Your story, “Child care bill fizzles out in Ontario,” (TV, 28 June) reported the opposition’s controversial Bill 127 failed to gain enough support to pass. What seems to be missing is that government opposition to Bill 127 was as much due to government party-hopping as any of the motives behind the opposition’s opposition to it. The response of some in government to the bill’s failures shows they do not really understand the seriousness of the child care crisis as it affects the working class and disadvantaged. I sincerely hope the Ontario government and the federal government will see a need to merge, and work in a national effort to address the problem and come up with something short of, what is needed, a radical expansion of daycare capacity.

Make no mistake, the crisis we’re facing is real. A time for careful consideration for me and my family is now.

Amy Sanderson, Toronto

Contrary to your headline and your story, your support of Bill 127 was unequivocally positive in its objective – to stabilize the cost of childcare – and the attendant massive increase in attendance at clinics and child care centres across the province. Expanding child care opportunities is not only an imperative to enable working parents to balance family and work obligations.

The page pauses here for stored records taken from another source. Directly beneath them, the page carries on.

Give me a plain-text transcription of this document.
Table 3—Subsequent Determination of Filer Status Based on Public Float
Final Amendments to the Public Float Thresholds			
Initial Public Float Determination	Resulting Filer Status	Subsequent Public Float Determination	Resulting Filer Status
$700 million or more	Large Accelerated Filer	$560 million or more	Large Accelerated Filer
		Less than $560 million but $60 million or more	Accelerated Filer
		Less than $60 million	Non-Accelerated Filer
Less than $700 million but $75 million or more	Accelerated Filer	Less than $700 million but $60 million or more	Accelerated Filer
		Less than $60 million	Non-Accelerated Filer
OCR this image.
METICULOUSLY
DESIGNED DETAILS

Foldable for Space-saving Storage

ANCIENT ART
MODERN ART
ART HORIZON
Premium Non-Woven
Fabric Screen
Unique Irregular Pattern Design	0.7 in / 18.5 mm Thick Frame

As an entrepreneur who built an international production and export company, I’ve seen firsthand how many productive and talented employers have been forced to shut down or reduce their presence in Canada because they can’t afford to hire and retain skilled employees. Raising the minimum wage also will benefit the country if it helps to reduce poverty and provide better support to disadvantaged, low-income Canadians.

Kim Fonseca, Ottawa

Yes, some child care centres in eastern Ontario are over-subscribed. But more importantly, they are under-funded to the point where they are requiring unreasonable savings to be made if family members are to be guaranteed access, that in the end will not even be met if these savings are incurred.